I recently took a course, Basics in Audio Preservation and Reformatting,
here at the University of Texas at Austin, as part of my archives
cirriculum. In this class we covered this very issue, CD-R vs. R-DAT.

While many people are using R-DATs for their preservation copies of
sound
recordings, they pose a serious problem.

Since R-DATs are a helical scan tape technology, the tracks are recorded
as diagonal stripes along the tape. The fundamental perservation issue
in
this is that  stored data at any given point along a track, since it is
not linear, differs so much from the data on the neighboring track.
This can then cause migration, as the polarities will attempt to adjust,
and information lost will have a much bigger effect on the integrity
of the DAT tape than it would a tape with linear tracks. So, it seems
as though CD-Rs are a wiser choice for preservation purposes.

I hope this helps.

Molly Wheeler
Student, University of Texas at Austin

Moderators Comment:
Well you need to talk to your professor - and tell him/her that almost
all recordings these days are helical, and that almost all recordings
these days don't have guard bands between tracks (space between them)
and therefore have one magnetic area right next to another and
furthermore use azimuth recording techniques which mean that tracks are
laid up right against one another. But almost NO recordings have bits
that spontaneously move around and change polarity.
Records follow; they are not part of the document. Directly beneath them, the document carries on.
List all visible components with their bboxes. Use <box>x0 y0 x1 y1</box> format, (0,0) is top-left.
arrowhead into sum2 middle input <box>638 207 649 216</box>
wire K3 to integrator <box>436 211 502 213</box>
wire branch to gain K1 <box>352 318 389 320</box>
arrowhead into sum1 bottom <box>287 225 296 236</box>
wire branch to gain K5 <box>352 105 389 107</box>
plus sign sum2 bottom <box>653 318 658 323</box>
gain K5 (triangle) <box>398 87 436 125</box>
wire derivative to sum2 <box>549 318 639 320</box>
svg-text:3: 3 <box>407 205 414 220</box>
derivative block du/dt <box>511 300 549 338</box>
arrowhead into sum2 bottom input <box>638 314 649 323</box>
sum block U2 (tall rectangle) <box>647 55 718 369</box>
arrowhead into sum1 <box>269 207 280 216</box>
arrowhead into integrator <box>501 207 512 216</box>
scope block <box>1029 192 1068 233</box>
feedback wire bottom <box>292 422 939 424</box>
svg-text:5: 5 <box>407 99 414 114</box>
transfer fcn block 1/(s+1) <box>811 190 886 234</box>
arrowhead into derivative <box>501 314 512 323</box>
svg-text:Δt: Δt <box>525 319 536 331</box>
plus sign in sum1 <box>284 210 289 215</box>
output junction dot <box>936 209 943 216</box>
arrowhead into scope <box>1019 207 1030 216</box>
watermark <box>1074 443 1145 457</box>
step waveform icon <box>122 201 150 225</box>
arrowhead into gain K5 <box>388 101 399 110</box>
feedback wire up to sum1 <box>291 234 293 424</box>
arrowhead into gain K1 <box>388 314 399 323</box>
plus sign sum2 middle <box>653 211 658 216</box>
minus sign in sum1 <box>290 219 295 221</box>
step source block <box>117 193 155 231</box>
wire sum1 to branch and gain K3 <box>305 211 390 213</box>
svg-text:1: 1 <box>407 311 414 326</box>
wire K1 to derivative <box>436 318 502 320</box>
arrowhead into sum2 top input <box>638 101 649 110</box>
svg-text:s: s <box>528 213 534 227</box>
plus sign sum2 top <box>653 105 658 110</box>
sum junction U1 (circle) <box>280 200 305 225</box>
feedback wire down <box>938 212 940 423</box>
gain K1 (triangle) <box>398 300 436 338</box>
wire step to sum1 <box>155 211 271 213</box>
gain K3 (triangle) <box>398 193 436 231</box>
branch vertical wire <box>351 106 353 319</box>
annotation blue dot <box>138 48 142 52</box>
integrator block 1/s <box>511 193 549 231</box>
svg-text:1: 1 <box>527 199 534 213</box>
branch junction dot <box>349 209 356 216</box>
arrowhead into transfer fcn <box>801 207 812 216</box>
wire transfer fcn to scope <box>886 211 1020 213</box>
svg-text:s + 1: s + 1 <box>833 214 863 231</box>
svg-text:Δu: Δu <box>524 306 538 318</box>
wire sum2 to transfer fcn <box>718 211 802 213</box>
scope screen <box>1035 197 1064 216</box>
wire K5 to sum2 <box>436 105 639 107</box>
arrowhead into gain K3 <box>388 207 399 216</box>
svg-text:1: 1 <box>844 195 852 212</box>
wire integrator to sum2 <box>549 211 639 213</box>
T there are many
techniques used to spread the data and make it redundant so that data
loss is recoverable, but usually the loss is not the type you mention
anyhow. Magnetic fields generally don't "migrate" unless there is a
reason to. You might consider print through a migration of sorts, but it
is not the type of migration you mention, but it is an artifact where an
area of high energy is in DIRECT proximity/contact with an area of low
energy. The migration (or lack thereof) will also depend on the
coercivity of the tape being used. Most modern media is high coercivity
which means that a relatively strong field is needed to reverse an
existing field of magnetic energy on a tape. So if a positively biased
particle is next to a negatively biased one - on a high coercivity tape
- it will be very unusual for either to just change polarity. BUT having
said all that. There is no question that CD'r are the choice because the
alternative is almost an obsolete format - clearly endangered. 
 
Right answer - wrong reason. But don't tangle with the prof. yourself -
send him/her to me!! We don't want you're "A" for the course to
spontaneously turn into a "B"  - or for that matter the prof's paycheck
to go from $5,000 to $500 after it was stored for a while would we??